Marx & Simmel Special Issue

DEADLINE: SEPTEMBER 10TH 2018

Editors: Mariana Teixeira (Cebrap) & Arthur Bueno (University of Erfurt)

The year 2018 marks the 200th anniversary of Karl Marx’s birth and the 100th anniversary of Georg Simmel’s death. This occasion presents a timely opportunity to reflect on the relation between their works and their significance for critical theory.

The relevance of Marx’s writings to Simmel’s oeuvre is often alluded to, but the precise extent of this influence still calls for further exploration. The continuities are most striking at the level of the diagnosis of modern society: Marx’s analyses of alienation, commodity fetishism, and capital’s quantifying and accelerating tendencies are not only critically discussed but also expanded in Simmel’s investigations of the paradoxes of modern culture, to the point that his Philosophy of Money could appear to a contemporary reader as a psychological counterpart to Capital. Perhaps nowhere else have these affinities been more productively articulated than in Georg Lukács’ 1923 History and Class Consciousness, a book whose importance to 20th century critical theory cannot be overestimated. 
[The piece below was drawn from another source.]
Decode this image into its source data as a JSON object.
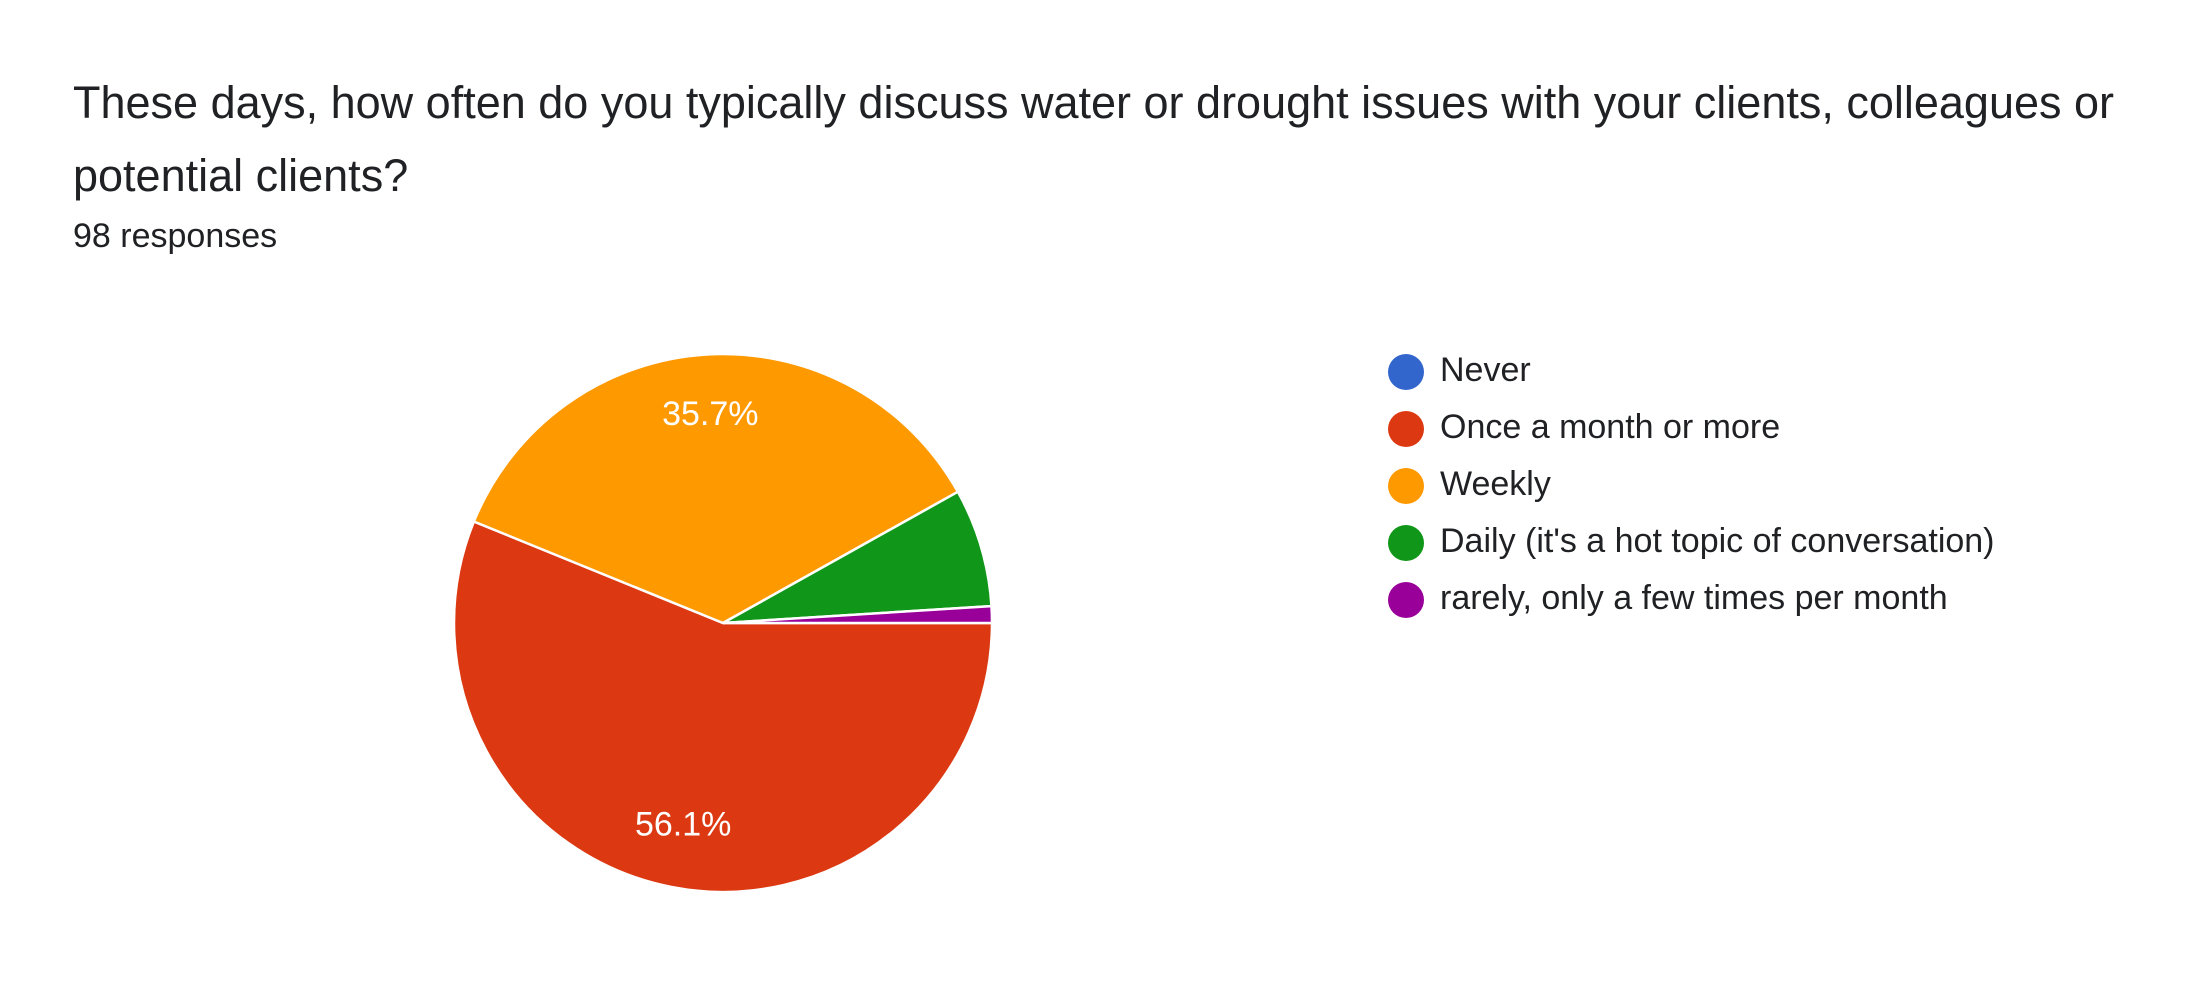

Their diagnoses, however, were formulated on very different philosophical and political foundations: whereas Marx relied on the tradition of Left Hegelianism, English political economy, and French socialism, Simmel dialogued mainly with neo-Kantianism, neoclassical economics, and vitalism. To what extent, then, do Simmel’s investigations on money supplement, widen, or contradict Marx’s analysis of capital? Do their different philosophical and methodological starting points prevent a productive dialogue between their arguments? How to reconcile Marxian analyses of class and exploitation with Simmel’s focus on pathologies affecting the totality of modern individuals? In what way can the confrontation between their perspectives become relevant for critical theory today?

Dissonância: Critical Theory Journal welcomes contributions that reflect on these or other aspects of the relation between Marx and Simmel.